Ok so here is where I use the machine ball point jersey needles in my serger and sewing machine when working with knits. Because of the elastic that is in knit material regular needles may leave tiny holes in the fabric especially if you are working with a very thin delicate knit material. This is the same reason I use ultra fine pins when I pin my pieces together in order to sew them. Watch those pins as you are sewing or serging! :)
After you sew any seam you press the seam to give it that crisp professional look.
Press your seams to the back of the t-shirt and then top-stitched on both shoulder seams.
Now remember the clips we made in our center front and center back pieces? I want you to meet those two notches together and fold the neckline in half with those two notches together. You will end up close to the shoulder seam on either end. Clip into this fold a small snip in the seam allowance. There are now 4 notches evenly spaced in the round of your neckline equal distance apart.
Ok the dreaded collar. I learned a super easy way! That's what all those snips are for :) Since we are working in the round because we sewed up both shoulder seams we have to make our collar in the round as well.In the round is a knitting term that means we have a piece of material that is joined together thus makes a circle.
So the first thing I do is measure the diameter of my t-shirt from seam to seam I just use my measuring tape and stand it on edge and curve it around the neckline to get my measurement. The number we arrive at we will add 1/2 inch to this number. (this is your 1/4 inch seam to sew the collar ends together).
Now if we went ahead and sewed this up at this point the collar would not lie nice and flat against the skin because it is the exact measurement of our neckline. So take your number and subtract 2. This is the length you need to cut your collar. I usually cut my fabric 3 inches wide so I can just have a bit peeking out instead of a wide collar.

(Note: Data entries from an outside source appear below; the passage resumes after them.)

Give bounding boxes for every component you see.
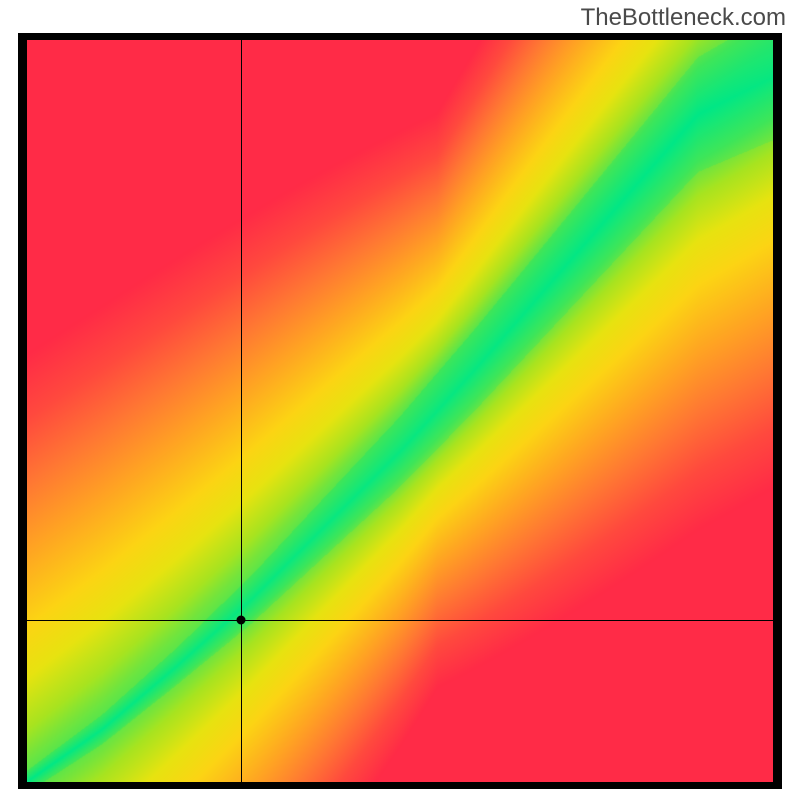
chart-container: TheBottleneck.com <box>0 0 800 800</box>
chart-frame <box>18 33 782 789</box>
crosshair-horizontal <box>27 620 773 621</box>
crosshair-vertical <box>241 40 242 782</box>
watermark-text: TheBottleneck.com <box>581 4 786 32</box>
data-point <box>237 616 246 625</box>
heatmap-canvas <box>27 40 773 782</box>
plot-area <box>27 40 773 782</box>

Once your strip is cut and seamed in the round fold your collar in half wrong sides together. Now we are going to make some clips in the collar to match the clips in the neckline. Where the seam is on your collar fold in half and clip into seam allowance a small snip, then refold so your snip lines up with the back seam of the collar. On each end of these new folds make two more snips. You now have a collar that is in the round with 4 marked areas that are equally spaced.

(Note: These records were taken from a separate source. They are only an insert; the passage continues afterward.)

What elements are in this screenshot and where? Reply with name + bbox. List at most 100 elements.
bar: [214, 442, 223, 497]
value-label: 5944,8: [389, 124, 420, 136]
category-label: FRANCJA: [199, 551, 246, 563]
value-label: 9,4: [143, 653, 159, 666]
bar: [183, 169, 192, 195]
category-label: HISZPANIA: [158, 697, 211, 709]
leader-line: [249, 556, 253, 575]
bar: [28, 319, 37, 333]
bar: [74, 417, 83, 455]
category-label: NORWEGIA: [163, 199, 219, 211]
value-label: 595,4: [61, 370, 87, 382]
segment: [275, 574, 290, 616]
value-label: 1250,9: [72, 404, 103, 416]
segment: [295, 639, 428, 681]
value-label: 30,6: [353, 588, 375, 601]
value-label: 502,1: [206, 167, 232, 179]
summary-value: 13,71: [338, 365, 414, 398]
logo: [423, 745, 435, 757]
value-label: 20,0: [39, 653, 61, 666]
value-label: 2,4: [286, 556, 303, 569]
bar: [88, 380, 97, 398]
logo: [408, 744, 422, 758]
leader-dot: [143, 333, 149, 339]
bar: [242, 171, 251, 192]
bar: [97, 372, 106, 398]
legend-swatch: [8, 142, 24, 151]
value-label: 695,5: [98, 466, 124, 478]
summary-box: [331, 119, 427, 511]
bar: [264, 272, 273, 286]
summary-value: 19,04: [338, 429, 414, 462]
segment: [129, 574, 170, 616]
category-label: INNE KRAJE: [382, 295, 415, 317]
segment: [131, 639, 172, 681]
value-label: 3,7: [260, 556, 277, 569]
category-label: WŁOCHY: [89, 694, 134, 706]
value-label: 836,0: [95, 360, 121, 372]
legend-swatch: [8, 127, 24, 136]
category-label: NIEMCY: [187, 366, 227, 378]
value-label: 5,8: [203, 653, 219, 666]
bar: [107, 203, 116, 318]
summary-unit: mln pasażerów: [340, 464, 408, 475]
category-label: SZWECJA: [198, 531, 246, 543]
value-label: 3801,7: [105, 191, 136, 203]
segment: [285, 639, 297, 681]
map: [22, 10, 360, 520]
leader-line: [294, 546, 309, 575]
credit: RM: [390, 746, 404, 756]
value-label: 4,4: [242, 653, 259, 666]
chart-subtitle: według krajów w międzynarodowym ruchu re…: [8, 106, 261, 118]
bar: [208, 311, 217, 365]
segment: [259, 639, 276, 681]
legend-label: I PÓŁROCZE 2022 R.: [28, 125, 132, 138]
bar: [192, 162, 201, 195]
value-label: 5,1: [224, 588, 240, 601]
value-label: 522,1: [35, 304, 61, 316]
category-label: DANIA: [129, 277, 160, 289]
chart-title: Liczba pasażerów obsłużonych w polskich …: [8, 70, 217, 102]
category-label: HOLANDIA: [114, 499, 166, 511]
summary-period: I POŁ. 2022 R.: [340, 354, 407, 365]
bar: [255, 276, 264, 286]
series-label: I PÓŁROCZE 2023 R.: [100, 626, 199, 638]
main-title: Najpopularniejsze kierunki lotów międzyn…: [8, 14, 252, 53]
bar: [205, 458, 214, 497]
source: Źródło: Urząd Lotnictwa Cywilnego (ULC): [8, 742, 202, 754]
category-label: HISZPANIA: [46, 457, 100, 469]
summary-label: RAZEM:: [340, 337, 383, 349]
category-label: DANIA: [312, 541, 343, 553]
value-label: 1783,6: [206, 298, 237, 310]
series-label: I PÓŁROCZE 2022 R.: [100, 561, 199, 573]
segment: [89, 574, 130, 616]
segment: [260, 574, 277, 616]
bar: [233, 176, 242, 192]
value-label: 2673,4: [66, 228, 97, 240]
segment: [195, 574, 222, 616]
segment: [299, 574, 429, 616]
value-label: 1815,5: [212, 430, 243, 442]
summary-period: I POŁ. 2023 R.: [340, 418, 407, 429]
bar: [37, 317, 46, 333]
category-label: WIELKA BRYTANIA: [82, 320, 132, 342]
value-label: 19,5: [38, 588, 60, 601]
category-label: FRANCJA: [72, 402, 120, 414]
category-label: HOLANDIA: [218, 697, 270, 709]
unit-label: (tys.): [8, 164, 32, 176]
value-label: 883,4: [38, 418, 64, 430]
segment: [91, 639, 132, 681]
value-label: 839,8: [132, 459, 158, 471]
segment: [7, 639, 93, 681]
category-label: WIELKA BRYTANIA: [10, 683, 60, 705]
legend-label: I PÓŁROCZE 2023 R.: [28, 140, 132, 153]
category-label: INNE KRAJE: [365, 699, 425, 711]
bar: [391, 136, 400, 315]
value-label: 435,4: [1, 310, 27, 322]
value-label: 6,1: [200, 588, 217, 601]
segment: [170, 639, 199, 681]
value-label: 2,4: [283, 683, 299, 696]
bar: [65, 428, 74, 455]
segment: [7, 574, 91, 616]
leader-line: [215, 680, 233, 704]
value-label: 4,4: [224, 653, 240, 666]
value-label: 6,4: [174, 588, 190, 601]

Pin the raw edges of your collar to the raw edges of your neckline in the round at the four notches you made matching up the notches on the shirt to the notches on the collar. I place the seam of the collar at center back notch of the shirt. As you sew or serge you will stretch your fabric flat and sew your 5/8 seam allowance. Just to be safe and double-check everything looks even I usually baste first. If the collar looks great and lies flat then go ahead and serge it or (sew with a stretch stitch).
Press your seam collar. Then trim your seam allowance down to 1/4 inch and top stitch. Or top stitch then trim.
- With right sides together ease in your sleeves on both sides. Press seams towards the arm.
Sew side seams and sleeve seams at the same time.
If you (sew) desire you may leave the edges raw since they will not ravel or you can fold a hem under and top stitch. I made fun and goofy sleeves to match the pirate print on her shirt so I lettuce edged the sleeves. I just did a plain old 4 thread overlock on the bottom attaching a ruffle of green. I like the rawness of the 4 thread overlock stitch showing. EYE EYE MATEY!